Drone props generate lift the same way airplane wings do: by using an airfoil shape that creates a pressure difference between two surfaces.
The airfoil principle
Each propeller blade is shaped in cross-section like a wing: curved on top and flatter on the bottom. As the blade spins, air moves faster over the curved upper surface than the flat lower surface. Faster-moving air creates lower pressure (Bernoulli's principle), so lower pressure above the blade and higher pressure below creates an upward force. This is lift.

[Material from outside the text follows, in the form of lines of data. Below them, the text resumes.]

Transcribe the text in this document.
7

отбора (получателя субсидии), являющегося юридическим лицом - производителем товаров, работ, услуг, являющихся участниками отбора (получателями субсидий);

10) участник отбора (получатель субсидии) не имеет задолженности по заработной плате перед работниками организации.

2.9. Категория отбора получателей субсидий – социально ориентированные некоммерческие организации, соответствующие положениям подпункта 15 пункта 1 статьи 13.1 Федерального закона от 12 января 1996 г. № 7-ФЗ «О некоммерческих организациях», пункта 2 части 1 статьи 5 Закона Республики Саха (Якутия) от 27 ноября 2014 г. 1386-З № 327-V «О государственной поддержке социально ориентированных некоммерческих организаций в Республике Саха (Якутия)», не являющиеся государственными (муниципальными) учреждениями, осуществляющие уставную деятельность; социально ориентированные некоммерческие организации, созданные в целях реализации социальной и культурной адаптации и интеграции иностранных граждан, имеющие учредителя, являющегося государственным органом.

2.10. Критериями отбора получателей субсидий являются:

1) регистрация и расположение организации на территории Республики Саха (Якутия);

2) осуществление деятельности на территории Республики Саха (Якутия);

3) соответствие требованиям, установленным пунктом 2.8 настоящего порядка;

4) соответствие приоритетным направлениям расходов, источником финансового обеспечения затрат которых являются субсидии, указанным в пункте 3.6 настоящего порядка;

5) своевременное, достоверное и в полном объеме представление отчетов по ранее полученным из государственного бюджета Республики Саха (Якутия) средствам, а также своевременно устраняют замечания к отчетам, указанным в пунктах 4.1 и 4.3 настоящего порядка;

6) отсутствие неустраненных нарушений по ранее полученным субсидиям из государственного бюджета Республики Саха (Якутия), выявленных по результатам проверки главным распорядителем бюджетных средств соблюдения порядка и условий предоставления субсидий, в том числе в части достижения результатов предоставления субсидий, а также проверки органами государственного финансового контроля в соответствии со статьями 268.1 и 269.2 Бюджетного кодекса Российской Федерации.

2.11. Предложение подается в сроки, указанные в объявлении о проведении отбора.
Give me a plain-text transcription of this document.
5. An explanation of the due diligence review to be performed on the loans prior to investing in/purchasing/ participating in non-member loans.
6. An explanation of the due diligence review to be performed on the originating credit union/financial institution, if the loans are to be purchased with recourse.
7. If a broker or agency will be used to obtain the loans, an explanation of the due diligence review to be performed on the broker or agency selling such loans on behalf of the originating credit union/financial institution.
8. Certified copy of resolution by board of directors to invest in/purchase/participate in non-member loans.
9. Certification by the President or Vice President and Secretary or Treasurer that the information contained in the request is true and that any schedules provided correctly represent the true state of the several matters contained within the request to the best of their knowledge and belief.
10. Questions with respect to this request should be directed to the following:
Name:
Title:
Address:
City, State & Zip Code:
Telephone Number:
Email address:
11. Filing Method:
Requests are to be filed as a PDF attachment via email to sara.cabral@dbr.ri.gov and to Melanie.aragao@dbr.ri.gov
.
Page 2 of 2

Newton's third law component
The airfoil effect is only part of the story. The blade is also angled relative to its direction of travel: it hits the air at a positive angle of attack, pushing air downward. By Newton's third law, pushing air downward creates an equal and opposite upward force on the blade. Both mechanisms contribute to total thrust, and at typical drone RPMs, the reaction force component is substantial.
How thrust is controlled
In a quadcopter, the flight controller adjusts motor speed (and therefore prop RPM) on each motor independently, hundreds of times per second. More RPM means more thrust from that prop. Differential thrust between motors is how the drone pitches, rolls, and changes altitude. There are no moving parts in the props themselves, no pitch-changing mechanisms. All control comes from varying motor speed.
Ground effect
Within about one prop diameter of the ground, the drone enters a phenomenon called ground effect: the downwash from the props cannot fully dissipate and builds a cushion of higher-pressure air beneath the drone. This reduces the power needed to hover near the ground, which is why drones seem to "stick" near the surface during landing. Some pilots notice the drone becomes slightly more responsive to throttle changes as it climbs out of ground effect.